More Info:

Ensure Step Functions Have Logging Enabled

Risk Level

Informational

Address

Security, Operational Maturity

Compliance Standards

CBP,GDPR,HIPAA,ISO27001,SEBI

Triage and Remediation

Remediation

Using Console

To remediate the misconfiguration of Step Functions not having logging enabled for AWS Lambda using the AWS console, follow these steps:
  1. Login to AWS Console: Go to the AWS Management Console and login with your credentials.
  2. Navigate to Step Functions: In the AWS Management Console, navigate to the Step Functions service by either typing “Step Functions” in the search bar or locating it under the “Services” dropdown menu.
  3. Select the Step Function: Click on the Step Function that is associated with the AWS Lambda function for which you want to enable logging.
  4. Edit the State: In the Step Function’s graphical representation, find the state that invokes the AWS Lambda function. Click on that state to edit its configuration.
  5. Enable Logging: Look for an option to enable logging for the state. This option is usually found in the configuration settings of the state. Enable the logging option and configure the desired log settings such as log level, log format, and log destination.
  6. Save the Changes: After enabling logging and configuring the settings, save the changes to update the state configuration.
  7. Test the Step Function: Run a test on the Step Function to ensure that logging is now enabled for the AWS Lambda function.
By following these steps, you will successfully remediate the misconfiguration of Step Functions not having logging enabled for AWS Lambda using the AWS console.

To remediate the misconfiguration of Step Functions not having logging enabled for AWS Lambda using AWS CLI, follow these steps:
  1. Open your terminal and ensure you have the AWS CLI installed and configured with the necessary permissions to make changes to Step Functions and Lambda functions.
  2. Enable logging for your Step Functions by updating the state machine using the AWS CLI command update-state-machine. Replace STATE_MACHINE_ARN with the ARN of your Step Function and LOGGING_ARN with the ARN of the CloudWatch Logs group where you want to store the logs.
aws stepfunctions update-state-machine --state-machine-arn STATE_MACHINE_ARN --logging-configuration "{ 'level': 'ALL', 'includeExecutionData': true, 'destinations': [{ 'cloudWatchLogsLogGroup': { 'logGroupArn': 'LOGGING_ARN' } }]}"
  1. Next, you need to update your Lambda function to ensure that it sends logs to CloudWatch Logs. Update the Lambda function configuration using the AWS CLI command update-function-configuration.
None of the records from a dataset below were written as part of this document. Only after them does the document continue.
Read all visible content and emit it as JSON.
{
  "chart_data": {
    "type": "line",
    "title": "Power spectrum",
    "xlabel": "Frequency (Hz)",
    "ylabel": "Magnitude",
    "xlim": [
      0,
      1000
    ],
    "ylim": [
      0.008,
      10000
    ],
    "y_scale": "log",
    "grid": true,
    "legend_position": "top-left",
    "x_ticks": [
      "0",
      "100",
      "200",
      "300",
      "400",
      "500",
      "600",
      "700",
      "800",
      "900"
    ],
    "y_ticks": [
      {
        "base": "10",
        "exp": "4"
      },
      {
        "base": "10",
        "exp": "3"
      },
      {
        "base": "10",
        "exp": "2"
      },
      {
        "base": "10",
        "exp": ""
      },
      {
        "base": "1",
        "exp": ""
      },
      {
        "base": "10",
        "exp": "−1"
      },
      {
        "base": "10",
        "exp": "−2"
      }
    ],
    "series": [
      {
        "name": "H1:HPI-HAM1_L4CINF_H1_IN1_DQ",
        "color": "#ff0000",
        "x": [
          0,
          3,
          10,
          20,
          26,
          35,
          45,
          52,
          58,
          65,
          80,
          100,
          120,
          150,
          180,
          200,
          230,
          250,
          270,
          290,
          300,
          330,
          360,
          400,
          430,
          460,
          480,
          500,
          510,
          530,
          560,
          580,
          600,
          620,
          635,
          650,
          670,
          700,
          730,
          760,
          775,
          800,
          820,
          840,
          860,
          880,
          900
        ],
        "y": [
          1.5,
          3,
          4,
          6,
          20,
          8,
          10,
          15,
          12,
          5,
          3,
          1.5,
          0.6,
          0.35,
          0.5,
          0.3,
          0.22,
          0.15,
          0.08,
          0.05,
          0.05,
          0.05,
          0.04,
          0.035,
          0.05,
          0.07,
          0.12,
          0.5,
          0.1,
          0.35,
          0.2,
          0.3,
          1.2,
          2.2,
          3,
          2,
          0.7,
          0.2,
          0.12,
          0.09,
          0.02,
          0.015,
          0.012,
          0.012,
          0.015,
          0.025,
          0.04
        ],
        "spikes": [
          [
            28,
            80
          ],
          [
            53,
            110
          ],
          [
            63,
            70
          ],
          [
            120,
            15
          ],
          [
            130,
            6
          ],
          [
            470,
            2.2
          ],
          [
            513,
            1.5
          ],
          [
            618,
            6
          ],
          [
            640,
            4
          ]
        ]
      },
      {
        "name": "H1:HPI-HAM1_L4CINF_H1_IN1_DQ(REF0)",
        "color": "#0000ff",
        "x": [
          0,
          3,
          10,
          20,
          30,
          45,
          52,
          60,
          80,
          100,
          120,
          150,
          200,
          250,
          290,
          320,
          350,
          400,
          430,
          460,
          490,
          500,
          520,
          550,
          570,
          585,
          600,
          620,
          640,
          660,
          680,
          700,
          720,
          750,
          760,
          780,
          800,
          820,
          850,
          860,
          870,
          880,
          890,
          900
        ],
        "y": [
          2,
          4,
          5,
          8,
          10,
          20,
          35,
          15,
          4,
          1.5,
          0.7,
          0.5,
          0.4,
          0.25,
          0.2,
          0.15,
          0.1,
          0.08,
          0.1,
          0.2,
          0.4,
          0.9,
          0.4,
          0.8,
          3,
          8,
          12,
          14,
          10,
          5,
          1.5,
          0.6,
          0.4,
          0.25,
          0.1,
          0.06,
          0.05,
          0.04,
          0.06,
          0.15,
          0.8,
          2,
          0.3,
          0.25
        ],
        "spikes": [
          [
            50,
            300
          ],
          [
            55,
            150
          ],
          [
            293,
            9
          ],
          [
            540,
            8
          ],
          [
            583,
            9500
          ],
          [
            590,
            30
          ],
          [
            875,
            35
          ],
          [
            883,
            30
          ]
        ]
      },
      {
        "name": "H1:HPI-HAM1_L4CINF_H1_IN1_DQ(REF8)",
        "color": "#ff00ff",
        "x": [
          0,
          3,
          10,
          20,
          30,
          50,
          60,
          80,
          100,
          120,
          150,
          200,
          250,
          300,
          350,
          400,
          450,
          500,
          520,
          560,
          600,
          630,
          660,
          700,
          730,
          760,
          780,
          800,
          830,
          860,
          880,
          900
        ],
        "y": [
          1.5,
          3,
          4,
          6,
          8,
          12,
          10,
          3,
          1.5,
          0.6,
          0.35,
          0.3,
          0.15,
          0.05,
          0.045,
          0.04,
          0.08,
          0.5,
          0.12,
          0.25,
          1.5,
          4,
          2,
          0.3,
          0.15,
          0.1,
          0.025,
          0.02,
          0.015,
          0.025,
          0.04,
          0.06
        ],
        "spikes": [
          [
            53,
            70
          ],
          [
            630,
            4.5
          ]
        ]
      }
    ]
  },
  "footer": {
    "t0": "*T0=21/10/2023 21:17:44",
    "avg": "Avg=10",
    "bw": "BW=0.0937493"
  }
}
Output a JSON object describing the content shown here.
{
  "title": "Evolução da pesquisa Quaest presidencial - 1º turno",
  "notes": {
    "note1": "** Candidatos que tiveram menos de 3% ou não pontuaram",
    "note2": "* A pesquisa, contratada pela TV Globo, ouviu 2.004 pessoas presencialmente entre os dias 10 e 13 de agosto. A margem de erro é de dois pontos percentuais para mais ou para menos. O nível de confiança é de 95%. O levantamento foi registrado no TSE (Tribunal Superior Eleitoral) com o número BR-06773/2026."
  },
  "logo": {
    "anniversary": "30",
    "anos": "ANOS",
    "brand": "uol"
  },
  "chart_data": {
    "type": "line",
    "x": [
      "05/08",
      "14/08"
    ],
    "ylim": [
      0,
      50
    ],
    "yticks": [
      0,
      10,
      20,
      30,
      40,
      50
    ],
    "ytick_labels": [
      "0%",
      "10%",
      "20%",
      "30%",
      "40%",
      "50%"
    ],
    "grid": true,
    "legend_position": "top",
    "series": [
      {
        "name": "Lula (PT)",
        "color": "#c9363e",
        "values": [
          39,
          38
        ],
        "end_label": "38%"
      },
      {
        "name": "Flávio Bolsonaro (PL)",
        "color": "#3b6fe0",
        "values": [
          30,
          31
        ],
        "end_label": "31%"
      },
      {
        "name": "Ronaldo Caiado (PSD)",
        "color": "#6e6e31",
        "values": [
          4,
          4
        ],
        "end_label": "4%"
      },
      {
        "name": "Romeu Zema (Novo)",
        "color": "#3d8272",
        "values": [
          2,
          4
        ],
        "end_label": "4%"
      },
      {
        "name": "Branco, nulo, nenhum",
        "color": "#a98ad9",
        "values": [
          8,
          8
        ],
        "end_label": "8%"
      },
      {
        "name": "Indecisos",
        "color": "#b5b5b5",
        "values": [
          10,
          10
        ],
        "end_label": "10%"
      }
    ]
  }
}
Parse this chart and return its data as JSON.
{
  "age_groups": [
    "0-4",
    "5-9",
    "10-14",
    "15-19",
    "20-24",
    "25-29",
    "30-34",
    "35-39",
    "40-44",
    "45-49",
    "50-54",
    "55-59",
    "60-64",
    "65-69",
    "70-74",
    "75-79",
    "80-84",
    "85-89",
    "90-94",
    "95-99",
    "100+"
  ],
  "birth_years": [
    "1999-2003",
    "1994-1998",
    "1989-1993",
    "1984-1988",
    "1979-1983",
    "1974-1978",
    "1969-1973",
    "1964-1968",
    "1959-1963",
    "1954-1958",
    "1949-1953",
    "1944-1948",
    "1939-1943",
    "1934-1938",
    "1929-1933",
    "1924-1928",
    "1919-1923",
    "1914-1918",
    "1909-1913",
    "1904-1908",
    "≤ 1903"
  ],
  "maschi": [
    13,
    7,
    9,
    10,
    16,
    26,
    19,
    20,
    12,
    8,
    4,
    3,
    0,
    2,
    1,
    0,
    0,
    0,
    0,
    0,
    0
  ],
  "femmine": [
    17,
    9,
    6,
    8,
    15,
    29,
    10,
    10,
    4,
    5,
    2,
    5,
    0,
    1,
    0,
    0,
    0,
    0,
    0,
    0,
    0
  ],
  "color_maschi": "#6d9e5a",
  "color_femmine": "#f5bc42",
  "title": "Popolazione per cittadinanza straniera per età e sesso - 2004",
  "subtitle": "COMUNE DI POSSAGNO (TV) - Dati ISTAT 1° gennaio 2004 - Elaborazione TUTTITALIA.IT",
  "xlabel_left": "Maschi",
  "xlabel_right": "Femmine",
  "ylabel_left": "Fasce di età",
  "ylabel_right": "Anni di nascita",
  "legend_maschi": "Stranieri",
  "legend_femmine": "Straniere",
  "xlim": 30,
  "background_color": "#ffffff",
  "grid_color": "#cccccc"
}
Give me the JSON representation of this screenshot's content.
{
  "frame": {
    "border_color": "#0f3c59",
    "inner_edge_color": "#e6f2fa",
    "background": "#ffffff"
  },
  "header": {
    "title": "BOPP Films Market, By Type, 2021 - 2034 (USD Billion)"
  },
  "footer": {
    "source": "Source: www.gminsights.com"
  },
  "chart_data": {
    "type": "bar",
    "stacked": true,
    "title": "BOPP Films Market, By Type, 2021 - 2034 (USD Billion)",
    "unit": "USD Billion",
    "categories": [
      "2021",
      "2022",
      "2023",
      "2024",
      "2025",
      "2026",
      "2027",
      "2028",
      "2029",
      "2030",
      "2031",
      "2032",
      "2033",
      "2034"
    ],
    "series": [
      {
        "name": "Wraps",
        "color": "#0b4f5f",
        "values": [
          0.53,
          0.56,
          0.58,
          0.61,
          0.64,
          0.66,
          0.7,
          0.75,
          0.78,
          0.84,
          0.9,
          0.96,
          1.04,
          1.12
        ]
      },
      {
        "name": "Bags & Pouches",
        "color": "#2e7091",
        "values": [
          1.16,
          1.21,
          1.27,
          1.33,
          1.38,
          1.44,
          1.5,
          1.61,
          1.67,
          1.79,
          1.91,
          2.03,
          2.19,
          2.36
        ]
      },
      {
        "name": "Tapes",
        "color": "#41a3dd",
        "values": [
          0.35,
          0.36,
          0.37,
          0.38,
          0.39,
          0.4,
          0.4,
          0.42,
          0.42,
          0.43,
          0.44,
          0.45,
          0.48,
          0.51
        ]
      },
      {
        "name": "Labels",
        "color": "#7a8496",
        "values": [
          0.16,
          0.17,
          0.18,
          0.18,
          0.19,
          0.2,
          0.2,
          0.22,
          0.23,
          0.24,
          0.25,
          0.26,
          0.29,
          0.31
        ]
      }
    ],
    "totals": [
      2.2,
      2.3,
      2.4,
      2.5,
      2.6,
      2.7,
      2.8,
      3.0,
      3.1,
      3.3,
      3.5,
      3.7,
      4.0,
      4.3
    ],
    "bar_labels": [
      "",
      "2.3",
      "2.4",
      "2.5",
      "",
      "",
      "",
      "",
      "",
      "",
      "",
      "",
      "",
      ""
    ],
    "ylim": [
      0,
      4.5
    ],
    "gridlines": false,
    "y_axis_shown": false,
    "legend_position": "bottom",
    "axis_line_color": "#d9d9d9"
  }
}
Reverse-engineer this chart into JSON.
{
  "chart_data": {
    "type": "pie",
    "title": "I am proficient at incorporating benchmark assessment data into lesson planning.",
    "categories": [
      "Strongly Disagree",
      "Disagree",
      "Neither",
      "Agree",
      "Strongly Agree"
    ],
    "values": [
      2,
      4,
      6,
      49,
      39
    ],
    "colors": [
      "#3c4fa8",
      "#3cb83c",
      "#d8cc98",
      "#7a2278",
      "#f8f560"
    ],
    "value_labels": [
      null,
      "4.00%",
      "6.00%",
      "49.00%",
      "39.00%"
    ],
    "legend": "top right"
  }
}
Replace FUNCTION_NAME with the name of your Lambda function.
aws lambda update-function-configuration --function-name FUNCTION_NAME --cli-connect-timeout 60 --cli-read-timeout 60 --logging-config "{ 'logGroupName': 'LOGGING_ARN', 'logType': 'Tail' }"
  1. Verify that the logging configuration has been successfully updated for both the Step Function and the Lambda function by checking the respective configurations in the AWS Management Console or by using the AWS CLI commands describe-state-machine and get-function-configuration.
By following these steps, you can remediate the misconfiguration of Step Functions not having logging enabled for AWS Lambda using AWS CLI.
To remediate the misconfiguration of Step Functions not having logging enabled for AWS Lambda using Python, follow these steps:
  1. Open the AWS Management Console and navigate to the Step Functions service.
  2. Click on the Step Function that needs to have logging enabled.
  3. Click on the “Edit” button to modify the state machine.
  4. In the state machine definition, add a new field called “LoggingConfiguration” with the desired logging configuration. Here is an example of how you can add logging using Python:
{
  "Comment": "A simple AWS Step Functions state machine that logs execution history",
  "StartAt": "HelloWorld",
  "States": {
    "HelloWorld": {
      "Type": "Task",
      "Resource": "arn:aws:lambda:REGION:ACCOUNT_ID:function:FUNCTION_NAME",
      "End": true
    }
  },
  "LoggingConfiguration": {
      "Level": "ALL"
  }
}
Replace REGION, ACCOUNT_ID, and FUNCTION_NAME with your specific values.
  1. Click on the “Save” button to save the changes to the state machine.
  2. Test the state machine to ensure that logging is now enabled for the AWS Lambda function.
By following these steps and adding the LoggingConfiguration field to the state machine definition, you can remediate the misconfiguration of Step Functions not having logging enabled for AWS Lambda using Python.